Lucas’ death was confirmed by his nephew Aldwan Lassiter, who said his uncle died of natural causes.

Lucas became notorious in the drug world after his mentor Ellsworth “Bumpy” Johnson died in 1968. He began importing pure heroin from Southeast Asia and sold large quantities of the drug in Harlem and Newark.

According to previous reporting by The Star-Ledger, Lucas controlled the gang, referred to as the “Country Boys,” from a mansion in Teaneck.

“I probably did more damage than I did good. I probably did, and that’s a fact,” Lucas told the newspaper in 2013. “At that time, I wasn’t aware of what I was doing. All I knew is, I was making big dollars. A bad business was a good business. It was a horrible business, put it that way. I was in the heroin business … the worst you can get. You can’t get no lower than that, and I was in it. Up to my head. If you wanna put that I was a no good son of a bitch, be my guest. ‘Cause that’s what I was.”

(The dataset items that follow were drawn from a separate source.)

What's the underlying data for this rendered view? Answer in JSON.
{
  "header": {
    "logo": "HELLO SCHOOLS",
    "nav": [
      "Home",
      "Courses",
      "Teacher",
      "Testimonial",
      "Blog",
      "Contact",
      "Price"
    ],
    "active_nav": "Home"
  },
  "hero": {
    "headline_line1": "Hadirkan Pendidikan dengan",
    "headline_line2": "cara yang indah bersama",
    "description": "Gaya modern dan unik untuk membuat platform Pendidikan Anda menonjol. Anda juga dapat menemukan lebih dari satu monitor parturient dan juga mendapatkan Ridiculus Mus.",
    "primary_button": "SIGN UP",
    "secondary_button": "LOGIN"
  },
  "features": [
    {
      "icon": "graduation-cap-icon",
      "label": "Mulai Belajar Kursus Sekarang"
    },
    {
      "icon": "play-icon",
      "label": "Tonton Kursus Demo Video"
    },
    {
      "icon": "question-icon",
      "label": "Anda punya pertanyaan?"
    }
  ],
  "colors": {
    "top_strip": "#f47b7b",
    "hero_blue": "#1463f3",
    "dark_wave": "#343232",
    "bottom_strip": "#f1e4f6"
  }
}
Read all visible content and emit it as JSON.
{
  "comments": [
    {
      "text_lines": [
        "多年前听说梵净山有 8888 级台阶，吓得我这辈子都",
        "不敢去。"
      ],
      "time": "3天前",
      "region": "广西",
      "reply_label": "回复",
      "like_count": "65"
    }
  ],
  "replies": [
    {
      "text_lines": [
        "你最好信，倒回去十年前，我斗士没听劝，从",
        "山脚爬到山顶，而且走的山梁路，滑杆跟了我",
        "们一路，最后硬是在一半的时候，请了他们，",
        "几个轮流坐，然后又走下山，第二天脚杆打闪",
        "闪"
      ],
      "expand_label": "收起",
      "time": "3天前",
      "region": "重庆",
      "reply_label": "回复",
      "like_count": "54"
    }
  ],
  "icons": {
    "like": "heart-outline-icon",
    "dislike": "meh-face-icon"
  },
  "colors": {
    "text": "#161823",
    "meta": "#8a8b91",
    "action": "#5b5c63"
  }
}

However, the law soon caught up to Lucas. Richard Roberts, who oversaw the Essex County Prosecutor’s Bureau of Narcotics in the 1970s, indicted Lucas after shutting down a heroin market run by Lucas’ brother, Vernon, according to The Star-Ledger.

Lucas flipped and became an informant, leading the government to arrest numerous drug dealers. After serving less than 10 years of his sentence, Lucas moved to Newark in the ’80s, according to The Star-Ledger.

In the critically acclaimed 2007 film “American Gangster,” Denzel Washington played Lucas and Russell Crowe portrayed Roberts.

Roberts and Lucas later became friends.

“There are a lot of people that love him and a lot of people that hate him,” Roberts said after Lucas received probation in 2012 for stealing more than $17,000 from the federal government. “He’ll always have the stigma of heroin distribution. Let’s face it, a lot of people died because of what he sold.”

But Roberts also added: “He also did good by helping put a lot of people behind bars. It was a hell of a run.”